Books: Leah on the Offbeat

31180248Leah on the Offbeat by Becky Albertalli
Published April 24, 2018
In Simon vs. the Homo Sapiens Agenda, Becky Albertalli not only gave us an incredibly sweet gay romance, she also created a close-knit group of friends who are diverse, emotional, dramatic, and, most importantly, believably teenage. Arguably the hardest to understand was complicated, prickly Leah Burke. Leah on the Offbeat puts the burgeoning drummer front and center in this sweet, but angsty, story of self-discovery set against the emotional backdrop that is senior year.

As in the previous Creekwood/Simonverse books, Albertalli captures the teenage experience so well. I’m definitely not a teenager anymore, but the pop-culture filled dialogue, emphasis on social media, and the messy emotional space of trying to decide if you have a crush on someone or are just flattered to be liked, rang true for me. I also couldn’t help smiling at the DRAMA of it all! I’m sure all of us remember stressing about problems or situations that felt all-important at the time, but in retrospect really weren’t all that big of a deal.
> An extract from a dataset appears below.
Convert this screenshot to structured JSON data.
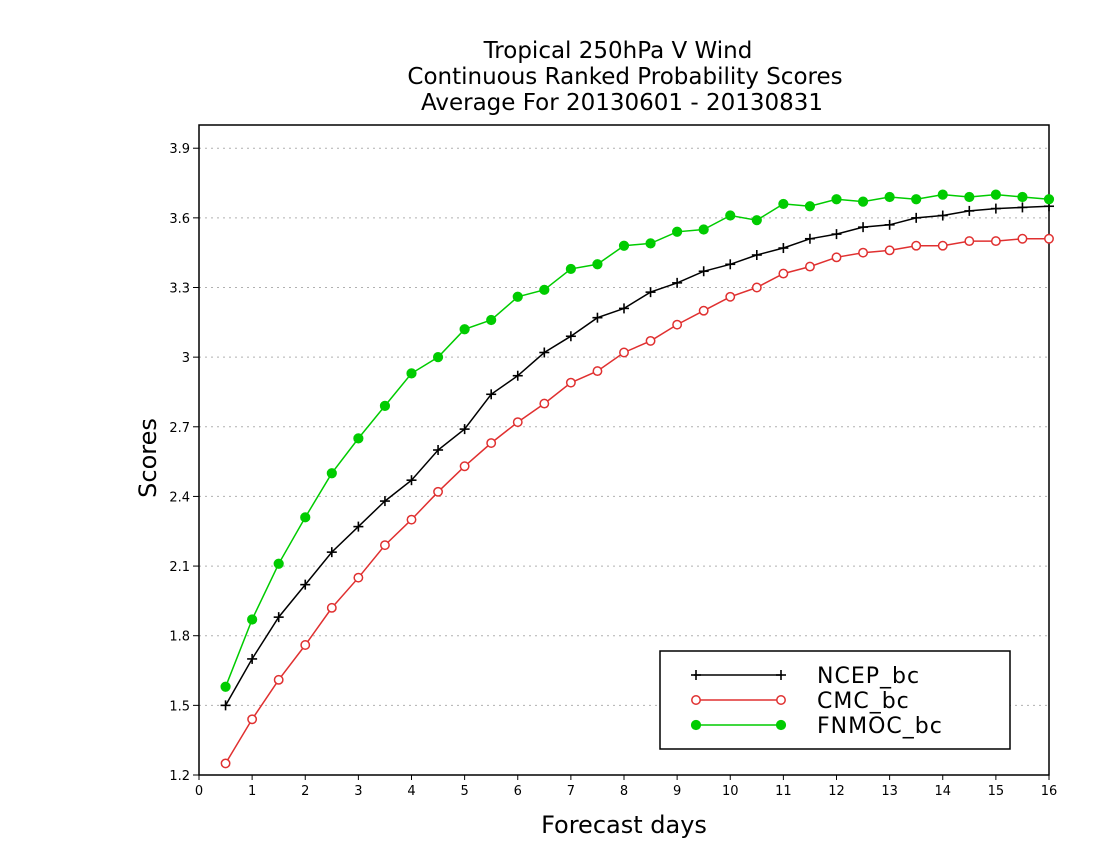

Like Albertalli’s other books, Leah on the Offbeat can be broadly classed as YA drama with a fluffy ending. Leah herself may be a more cynical (although no less oblivious) narrator than Simon Spier, and she’s less inclined to wear her heart on her sleeve, but the various tangled plot threads all wrap up neatly into an ending that will no doubt satisfy fans of the characters.

Often the most intriguing fictional characters are those that really don’t have it all together yet, and that definitely describes Leah Burke. Her narrative voice is sarcastic, stubborn, and completely unapologetic, but underneath her take-no-shit exterior, she’s kind of a confused mess – particularly when it comes to her feelings. What’s so interesting about Leah on the Offbeat is how Albertalli manages to craft a story in which the reader often knows more about the first-person narrator’s emotional state than the protagonist does! Yes, it takes awhile for Creekwood High’s “resident fat Slytherin Rory Gilmore” to realize that she has a crush on someone who is definitely-totally-probably-maybe not? off limits.

Although romance is once again a major part of the plot, and I’m thrilled to see young bisexual women gaining some much needed representation, to be honest I was more invested in Leah Burke’s personal journey. If something isn’t perfect then Leah withdraws completely, likely in an attempt to fend off rejection. It’s incredibly relatable. How many times have I rewritten reviews striving to find the perfect word until it’s published so far after the fact that it’s no longer relevant? Watching Leah accept that things don’t have to be perfect, that things can have imperfections but still hold value, was really special.

I’m not normally a seasonal reader, but Leah on the Offbeat strikes me as the perfect Spring/Summer book. From the colourful cover to the bittersweet goodbyes of senior year within, this is a book that’s meant to be read outside. It may not have grabbed me in quite the same way as the first book in the series, but if you’re invested in the lives of Simon, Leah, Blue, Abby, and everyone at Creekwood High, like I am, it’s definitely worth reading.